The study, exploring the use of smartphones, tablets and PC laptops among in-market new and used car buyers in Britain, ‘Connected Digital Ethnography’, from Haymarket Media Group, designed to be the first to accurately show how consumers are impacted by everything from mobile advertising to manufacturer apps.
In the study, 70% of buyers used a combination of PC laptop, tablet and smartphone throughout the car-buying journey.
“At each stage of the buying process, from research to final purchase, buyers have a preferred role for each device and the way brands engage with buyers can have a dramatic impact on the final decision,” said Haymarket strategy and planning director, Neel Desor.
By deploying behavioural tracking software and qualitative analysis, the Haymarket study highlighted the fluidity of device use and the fact that consumers will break identified behavioural traits if it is not convenient to them.
A greater opportunity for apps as part of the customer journey was also highlighted. Consumers in the study used apps on their smartphones or tablets an average of 13 times during the buying journey. However, researchers found that these apps do not always engage buyers sufficiently, nor do they support their individual needs or desires.
“The appetite is there, but there are still gaps for brands to deliver the right tools, information and content,” said Desor.
“For example, evidence suggests that the route of stripped down apps is simply not working and, as a result, brands are losing customers on the journey.”

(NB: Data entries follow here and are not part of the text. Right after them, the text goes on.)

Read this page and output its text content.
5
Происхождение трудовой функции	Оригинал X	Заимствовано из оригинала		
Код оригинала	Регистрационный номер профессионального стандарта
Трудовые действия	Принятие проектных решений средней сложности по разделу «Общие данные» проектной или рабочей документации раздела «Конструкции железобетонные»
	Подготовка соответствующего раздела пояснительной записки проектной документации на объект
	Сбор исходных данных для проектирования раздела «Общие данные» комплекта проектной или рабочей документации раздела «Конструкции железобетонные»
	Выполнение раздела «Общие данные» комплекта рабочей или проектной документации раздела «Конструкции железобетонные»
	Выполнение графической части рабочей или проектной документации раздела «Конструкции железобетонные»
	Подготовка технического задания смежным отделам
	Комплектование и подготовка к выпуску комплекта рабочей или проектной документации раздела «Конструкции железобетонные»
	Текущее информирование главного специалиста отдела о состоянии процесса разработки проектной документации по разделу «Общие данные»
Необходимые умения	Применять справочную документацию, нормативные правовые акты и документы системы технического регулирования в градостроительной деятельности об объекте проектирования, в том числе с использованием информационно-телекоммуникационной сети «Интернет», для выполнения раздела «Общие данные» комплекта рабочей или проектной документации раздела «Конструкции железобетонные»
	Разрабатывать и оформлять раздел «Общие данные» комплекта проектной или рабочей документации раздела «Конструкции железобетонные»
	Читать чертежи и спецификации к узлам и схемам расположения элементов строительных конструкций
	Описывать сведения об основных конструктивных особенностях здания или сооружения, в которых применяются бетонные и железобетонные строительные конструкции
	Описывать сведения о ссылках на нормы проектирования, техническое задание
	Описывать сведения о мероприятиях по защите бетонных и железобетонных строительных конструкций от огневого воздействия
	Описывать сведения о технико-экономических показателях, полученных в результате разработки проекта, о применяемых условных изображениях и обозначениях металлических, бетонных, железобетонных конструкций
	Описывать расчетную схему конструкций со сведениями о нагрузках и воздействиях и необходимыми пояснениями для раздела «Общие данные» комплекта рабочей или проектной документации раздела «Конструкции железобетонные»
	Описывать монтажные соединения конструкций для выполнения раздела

The average consumer is actively researching for only 11 days throughout the 80 days on average that it took for the new car buying journey to be completed.
At the same time, the study highlighted a shortage of connected experiences across all the devices used during the buying process.
“The biggest challenge is how manufacturers continue to tackle the multi-device journey,” said Desor. “As we all know, the opportunities to engage with buyers are limited and, in order to ‘seal the deal’, brands need their digital experiences to mirror customer behaviour much better.”
Such consistency, said Desor, will help negate the disruption from one manufacturer to another – which is happening with ever greater regularity.